Jurisdiction-Stripping and the Supreme Court's Power to Supervise Inferior Tribunals
James E. Pfander
Northwestern University School of Law
Texas Law Review, Vol. 78, Pp. 1433, June 2000
Most accounts of the power of Congress over the appellate jurisdiction of the Supreme Court focus on the Exceptions and Regulations Clause and the degree to which it authorizes Congress to restrict the Court's role as the ultimate interpreter of federal law. [This Article] proposes to broaden the debate over jurisdiction stripping to include a consideration of the constitutional significance of the Court's required "supremacy." Beginning with the text of Articles I and III, [the Article] notes the requirement that any federal courts that Congress creates must remain "inferior" to the one Supreme Court that the Constitution itself requires. [It] shows that the framers of the Constitution were likely to have understood the required relationship of supremacy and inferiority to entail a power in the Supreme Court to supervise lower courts through the issuance of the supervisory writs of mandamus, prohibition, and habeas corpus.

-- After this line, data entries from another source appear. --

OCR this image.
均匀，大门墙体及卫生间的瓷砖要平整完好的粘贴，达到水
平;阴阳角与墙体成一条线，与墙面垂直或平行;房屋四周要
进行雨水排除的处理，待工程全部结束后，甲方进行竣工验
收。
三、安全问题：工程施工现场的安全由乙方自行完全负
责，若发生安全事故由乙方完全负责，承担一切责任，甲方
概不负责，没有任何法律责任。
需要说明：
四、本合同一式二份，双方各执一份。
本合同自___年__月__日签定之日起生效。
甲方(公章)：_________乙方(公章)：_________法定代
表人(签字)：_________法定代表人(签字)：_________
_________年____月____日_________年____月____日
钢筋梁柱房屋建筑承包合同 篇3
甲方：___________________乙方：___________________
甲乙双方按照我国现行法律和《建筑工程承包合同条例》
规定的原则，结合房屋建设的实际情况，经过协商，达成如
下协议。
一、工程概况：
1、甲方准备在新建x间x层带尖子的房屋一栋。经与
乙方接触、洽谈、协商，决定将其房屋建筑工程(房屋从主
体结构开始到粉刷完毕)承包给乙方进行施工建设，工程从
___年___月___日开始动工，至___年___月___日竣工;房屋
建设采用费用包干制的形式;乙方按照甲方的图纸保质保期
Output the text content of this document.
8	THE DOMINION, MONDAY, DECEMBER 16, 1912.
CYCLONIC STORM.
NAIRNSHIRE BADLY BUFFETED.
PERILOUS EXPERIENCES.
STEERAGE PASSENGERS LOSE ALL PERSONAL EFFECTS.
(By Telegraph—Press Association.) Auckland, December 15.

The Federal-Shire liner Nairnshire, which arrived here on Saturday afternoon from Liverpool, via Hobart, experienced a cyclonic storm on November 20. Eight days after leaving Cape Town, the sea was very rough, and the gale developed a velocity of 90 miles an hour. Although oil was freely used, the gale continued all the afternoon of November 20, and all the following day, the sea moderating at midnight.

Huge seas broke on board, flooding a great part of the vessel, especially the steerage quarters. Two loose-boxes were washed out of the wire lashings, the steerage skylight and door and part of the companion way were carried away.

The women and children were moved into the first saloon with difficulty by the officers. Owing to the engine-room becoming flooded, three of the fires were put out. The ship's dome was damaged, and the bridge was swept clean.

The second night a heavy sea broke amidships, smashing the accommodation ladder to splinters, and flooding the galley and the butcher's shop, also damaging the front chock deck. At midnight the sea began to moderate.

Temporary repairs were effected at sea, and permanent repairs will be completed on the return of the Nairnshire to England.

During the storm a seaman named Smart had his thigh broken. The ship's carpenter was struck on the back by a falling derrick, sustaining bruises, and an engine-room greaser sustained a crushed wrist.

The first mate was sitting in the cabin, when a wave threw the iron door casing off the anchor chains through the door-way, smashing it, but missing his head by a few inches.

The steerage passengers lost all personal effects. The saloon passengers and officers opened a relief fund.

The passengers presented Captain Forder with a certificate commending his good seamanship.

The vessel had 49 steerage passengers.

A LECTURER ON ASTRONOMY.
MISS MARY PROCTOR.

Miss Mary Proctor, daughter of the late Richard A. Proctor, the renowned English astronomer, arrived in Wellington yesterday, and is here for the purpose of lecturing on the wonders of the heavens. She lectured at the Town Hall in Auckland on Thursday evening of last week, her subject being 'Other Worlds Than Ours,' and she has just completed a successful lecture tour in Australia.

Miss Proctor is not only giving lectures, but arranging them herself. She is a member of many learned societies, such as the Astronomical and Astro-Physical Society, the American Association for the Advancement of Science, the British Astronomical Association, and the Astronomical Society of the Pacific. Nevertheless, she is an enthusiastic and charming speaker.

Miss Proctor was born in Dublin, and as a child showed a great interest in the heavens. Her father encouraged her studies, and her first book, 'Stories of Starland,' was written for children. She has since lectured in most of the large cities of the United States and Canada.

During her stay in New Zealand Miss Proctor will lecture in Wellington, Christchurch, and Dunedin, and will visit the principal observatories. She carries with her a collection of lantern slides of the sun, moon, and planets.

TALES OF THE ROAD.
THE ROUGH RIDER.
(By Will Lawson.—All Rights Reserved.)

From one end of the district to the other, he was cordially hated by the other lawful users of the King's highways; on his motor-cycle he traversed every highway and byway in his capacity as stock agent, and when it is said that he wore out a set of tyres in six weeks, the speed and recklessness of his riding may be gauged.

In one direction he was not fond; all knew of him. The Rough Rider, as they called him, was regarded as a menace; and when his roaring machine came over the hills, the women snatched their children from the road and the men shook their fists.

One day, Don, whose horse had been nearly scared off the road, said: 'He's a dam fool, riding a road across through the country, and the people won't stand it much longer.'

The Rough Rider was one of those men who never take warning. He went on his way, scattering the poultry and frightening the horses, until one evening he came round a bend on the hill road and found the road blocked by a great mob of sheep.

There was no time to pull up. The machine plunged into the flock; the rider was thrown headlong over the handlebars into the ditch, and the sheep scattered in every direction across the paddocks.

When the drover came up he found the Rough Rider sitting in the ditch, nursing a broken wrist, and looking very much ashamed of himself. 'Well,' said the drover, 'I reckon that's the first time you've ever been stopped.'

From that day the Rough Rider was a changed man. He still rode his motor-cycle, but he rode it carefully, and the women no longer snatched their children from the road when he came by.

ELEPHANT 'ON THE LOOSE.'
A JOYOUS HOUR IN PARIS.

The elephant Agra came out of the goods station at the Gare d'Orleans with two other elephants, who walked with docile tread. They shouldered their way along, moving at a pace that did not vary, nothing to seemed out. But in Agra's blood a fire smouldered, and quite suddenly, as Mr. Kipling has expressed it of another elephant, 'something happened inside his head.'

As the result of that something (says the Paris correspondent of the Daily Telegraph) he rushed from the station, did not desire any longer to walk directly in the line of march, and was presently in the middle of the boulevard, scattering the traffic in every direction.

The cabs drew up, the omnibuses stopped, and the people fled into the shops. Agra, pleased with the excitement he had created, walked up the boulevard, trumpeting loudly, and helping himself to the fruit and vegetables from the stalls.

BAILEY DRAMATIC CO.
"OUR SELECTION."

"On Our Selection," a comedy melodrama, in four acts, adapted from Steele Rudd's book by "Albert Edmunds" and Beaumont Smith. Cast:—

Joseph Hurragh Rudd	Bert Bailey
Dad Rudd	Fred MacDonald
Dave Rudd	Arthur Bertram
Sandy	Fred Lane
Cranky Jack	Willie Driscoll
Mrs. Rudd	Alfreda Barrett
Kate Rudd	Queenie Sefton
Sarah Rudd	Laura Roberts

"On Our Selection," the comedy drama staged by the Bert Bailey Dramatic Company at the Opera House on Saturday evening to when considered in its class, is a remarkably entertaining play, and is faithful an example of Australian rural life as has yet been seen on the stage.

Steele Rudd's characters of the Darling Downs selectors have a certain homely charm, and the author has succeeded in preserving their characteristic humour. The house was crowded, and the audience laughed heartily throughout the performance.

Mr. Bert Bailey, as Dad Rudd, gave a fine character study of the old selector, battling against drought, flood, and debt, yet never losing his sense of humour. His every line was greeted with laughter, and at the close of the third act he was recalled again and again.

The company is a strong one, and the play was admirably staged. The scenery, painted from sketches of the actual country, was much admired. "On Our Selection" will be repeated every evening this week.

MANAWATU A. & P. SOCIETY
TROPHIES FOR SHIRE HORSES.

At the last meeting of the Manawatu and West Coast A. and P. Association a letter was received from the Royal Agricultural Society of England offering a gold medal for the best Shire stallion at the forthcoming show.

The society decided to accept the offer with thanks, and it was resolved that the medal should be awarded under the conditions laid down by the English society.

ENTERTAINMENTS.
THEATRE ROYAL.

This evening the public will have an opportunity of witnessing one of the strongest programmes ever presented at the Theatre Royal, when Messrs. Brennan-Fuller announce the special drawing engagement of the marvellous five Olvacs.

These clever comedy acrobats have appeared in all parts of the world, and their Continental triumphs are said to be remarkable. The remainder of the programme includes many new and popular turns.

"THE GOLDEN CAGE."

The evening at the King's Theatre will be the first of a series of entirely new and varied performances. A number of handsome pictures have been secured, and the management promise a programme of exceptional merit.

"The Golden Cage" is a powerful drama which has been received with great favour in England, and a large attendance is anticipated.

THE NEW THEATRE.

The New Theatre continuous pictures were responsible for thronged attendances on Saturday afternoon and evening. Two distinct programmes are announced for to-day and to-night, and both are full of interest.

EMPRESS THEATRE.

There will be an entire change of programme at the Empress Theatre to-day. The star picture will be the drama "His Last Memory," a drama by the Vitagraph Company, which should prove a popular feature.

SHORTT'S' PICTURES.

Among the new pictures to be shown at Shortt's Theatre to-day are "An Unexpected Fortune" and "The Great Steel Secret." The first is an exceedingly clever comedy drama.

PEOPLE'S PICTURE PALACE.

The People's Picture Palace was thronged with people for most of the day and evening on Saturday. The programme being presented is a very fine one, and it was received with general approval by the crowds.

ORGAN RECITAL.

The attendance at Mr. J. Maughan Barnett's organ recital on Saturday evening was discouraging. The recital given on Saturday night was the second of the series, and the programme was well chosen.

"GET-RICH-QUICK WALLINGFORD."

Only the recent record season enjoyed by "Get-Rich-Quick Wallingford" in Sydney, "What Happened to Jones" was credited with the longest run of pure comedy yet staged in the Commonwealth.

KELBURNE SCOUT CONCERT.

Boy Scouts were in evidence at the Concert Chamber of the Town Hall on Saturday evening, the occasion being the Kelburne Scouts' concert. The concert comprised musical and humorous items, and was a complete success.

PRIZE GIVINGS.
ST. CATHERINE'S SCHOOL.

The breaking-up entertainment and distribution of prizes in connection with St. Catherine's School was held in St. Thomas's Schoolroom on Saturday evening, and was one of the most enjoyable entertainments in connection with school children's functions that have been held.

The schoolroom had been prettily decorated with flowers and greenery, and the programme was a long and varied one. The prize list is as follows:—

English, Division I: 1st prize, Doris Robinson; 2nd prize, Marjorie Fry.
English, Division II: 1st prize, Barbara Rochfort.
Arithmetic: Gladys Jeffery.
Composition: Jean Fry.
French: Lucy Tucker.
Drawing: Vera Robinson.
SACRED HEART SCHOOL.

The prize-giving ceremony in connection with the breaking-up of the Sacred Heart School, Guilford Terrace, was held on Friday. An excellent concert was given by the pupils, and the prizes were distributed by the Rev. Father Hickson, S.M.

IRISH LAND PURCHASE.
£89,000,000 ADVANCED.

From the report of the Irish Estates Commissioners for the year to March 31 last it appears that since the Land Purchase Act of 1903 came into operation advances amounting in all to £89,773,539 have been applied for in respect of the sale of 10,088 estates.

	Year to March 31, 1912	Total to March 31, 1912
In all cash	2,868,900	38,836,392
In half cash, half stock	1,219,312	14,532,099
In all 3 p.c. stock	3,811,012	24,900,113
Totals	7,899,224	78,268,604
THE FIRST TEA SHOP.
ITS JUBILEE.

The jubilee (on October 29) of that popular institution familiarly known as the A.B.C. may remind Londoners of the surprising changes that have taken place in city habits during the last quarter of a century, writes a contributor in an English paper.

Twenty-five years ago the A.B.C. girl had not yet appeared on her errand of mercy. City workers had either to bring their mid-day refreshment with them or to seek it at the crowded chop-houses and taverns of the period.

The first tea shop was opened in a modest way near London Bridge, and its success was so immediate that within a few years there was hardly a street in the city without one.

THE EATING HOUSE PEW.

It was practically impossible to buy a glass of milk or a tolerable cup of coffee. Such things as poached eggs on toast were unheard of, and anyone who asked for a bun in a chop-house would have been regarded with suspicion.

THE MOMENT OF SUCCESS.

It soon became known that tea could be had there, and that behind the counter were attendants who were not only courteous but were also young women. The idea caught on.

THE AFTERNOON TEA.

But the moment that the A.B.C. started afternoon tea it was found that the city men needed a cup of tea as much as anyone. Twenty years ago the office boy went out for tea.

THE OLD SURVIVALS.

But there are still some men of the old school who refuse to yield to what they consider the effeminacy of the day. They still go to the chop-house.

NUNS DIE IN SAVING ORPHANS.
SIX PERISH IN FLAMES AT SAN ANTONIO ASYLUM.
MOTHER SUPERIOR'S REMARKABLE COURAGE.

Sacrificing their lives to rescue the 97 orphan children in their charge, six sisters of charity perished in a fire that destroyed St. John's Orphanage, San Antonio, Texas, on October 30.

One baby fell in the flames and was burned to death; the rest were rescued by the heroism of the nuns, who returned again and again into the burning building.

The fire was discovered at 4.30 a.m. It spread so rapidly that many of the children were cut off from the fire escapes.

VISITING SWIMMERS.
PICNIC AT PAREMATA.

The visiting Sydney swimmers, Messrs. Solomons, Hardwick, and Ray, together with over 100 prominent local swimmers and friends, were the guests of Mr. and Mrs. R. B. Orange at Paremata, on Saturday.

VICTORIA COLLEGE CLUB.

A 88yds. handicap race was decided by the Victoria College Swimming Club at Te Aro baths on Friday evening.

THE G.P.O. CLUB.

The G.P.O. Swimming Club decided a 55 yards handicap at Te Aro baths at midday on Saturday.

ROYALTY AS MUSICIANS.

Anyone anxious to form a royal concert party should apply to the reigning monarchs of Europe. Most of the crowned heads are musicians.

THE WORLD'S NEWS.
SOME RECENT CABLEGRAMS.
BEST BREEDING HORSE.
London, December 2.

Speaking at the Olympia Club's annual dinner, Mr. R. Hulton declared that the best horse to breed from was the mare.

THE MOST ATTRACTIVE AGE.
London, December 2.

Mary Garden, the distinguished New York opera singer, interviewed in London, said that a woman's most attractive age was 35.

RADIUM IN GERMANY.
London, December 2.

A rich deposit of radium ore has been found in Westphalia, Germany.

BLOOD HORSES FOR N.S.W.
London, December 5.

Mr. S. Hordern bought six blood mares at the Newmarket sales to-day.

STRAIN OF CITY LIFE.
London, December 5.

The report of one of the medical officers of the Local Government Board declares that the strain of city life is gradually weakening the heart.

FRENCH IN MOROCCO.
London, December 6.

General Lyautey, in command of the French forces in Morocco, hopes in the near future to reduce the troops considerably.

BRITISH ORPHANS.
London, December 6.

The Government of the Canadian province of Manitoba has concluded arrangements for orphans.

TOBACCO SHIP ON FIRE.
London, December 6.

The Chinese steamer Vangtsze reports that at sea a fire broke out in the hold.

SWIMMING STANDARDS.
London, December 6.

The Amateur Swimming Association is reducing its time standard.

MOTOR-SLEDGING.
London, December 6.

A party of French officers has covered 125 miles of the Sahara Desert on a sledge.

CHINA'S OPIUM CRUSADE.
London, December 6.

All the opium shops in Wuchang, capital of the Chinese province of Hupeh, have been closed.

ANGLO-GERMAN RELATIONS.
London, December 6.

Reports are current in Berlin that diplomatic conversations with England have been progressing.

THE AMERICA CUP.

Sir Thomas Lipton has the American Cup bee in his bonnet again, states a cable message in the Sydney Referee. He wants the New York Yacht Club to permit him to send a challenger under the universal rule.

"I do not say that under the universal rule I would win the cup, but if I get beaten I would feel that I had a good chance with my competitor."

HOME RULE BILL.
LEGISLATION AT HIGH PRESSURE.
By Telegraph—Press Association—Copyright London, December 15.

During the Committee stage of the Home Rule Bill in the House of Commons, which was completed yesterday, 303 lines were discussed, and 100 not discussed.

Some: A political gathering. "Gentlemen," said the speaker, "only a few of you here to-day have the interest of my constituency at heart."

Building on this supervisory understanding of the Court's supremacy, [the Article] reviews the historical and doctrinal case for a constitutional power of supervision. Finding broad support for such a power in the adoption and interpretation of the statutory precursors of the modern All Writs Act, [it] concludes that Congress may not place the work of lower federal courts beyond the supervisory authority of the Court.